Support for professionals:
- You can find information here on the European Reference Network (Endo-ERN) website, including a list with European healthcare centres for rare endocrine disorders to ensure that every possible patient or parent can find the nearest healthcare professional for treatment
- The European Commission have launched ERA4Ukraine, a new one-stop-shop portal for Researchers to find out about:
- Job opportunities in the EU
- Recognition of diploma
- housing offers
- web support and information
Support for patients/parents:
- ESPE information booklets for patients and parents about diabetes mellitus, diabetes insipidus, congenital adrenal hyperplasia (CAH), multiple pituitary hormone deficiency (MPHD), adrenal insufficiency, growth hormone deficiency and hypo – and hyperthyroidism will be translated into Ukrainian and Russian by our Ukrainian colleagues. These will be published on the Ukrainian webpage when ready.
- You can find information here on the European Reference Network (Endo-ERN) website, including a list with European healthcare centres for rare endocrine disorders to ensure that every possible patient or parent can find the nearest healthcare professional for treatment.

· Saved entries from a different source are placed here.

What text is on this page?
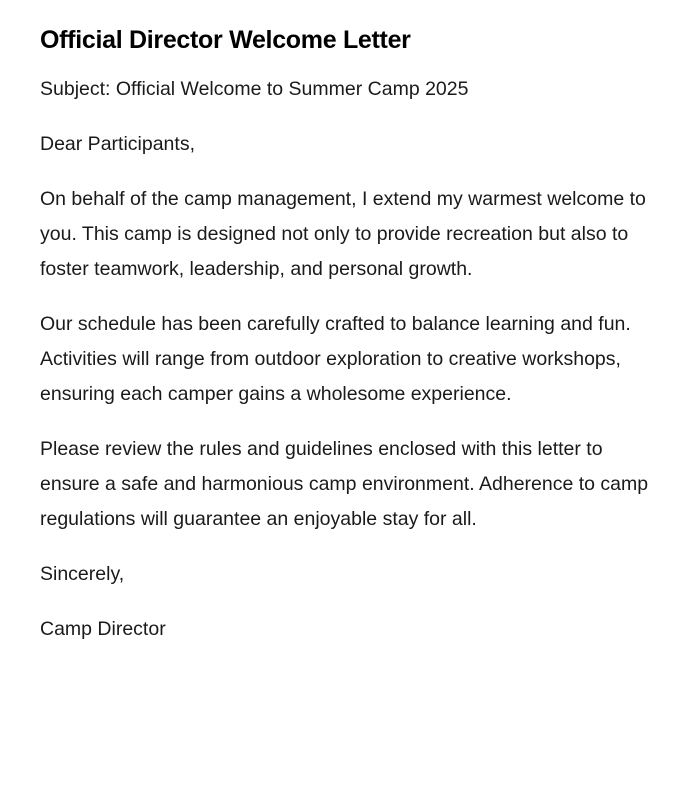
Official Director Welcome Letter

Subject: Official Welcome to Summer Camp 2025

Dear Participants,

On behalf of the camp management, I extend my warmest welcome to you. This camp is designed not only to provide recreation but also to foster teamwork, leadership, and personal growth.

Our schedule has been carefully crafted to balance learning and fun. Activities will range from outdoor exploration to creative workshops, ensuring each camper gains a wholesome experience.

Please review the rules and guidelines enclosed with this letter to ensure a safe and harmonious camp environment. Adherence to camp regulations will guarantee an enjoyable stay for all.

Sincerely,

Camp Director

First statement ESPE Council on Ukraine
As the news of the shocking invasion of Ukraine by Russia reverberates around the world, we as ESPE Council members are sure you share our overwhelming concern for all of our colleagues and the innocent people who are being hurt by this terrible event. We are hugely concerned about the safety and welfare of the children and adolescents with endocrine conditions, such as diabetes and adrenal insufficiency, who are at risk of developing life-threatening complications if the suitable treatments are not provided due to the chaotic situation in Ukraine. It is our hope that the children and adolescents affected receive the care they need.
Our thoughts go out to all of our colleagues, their families and patients who are in the midst of these challenging times. We sincerely hope that peaceful negotiations will help end the war and needless suffering.
We are in the process of working with our colleagues in Ukraine to understand their needs and how ESPE can support them.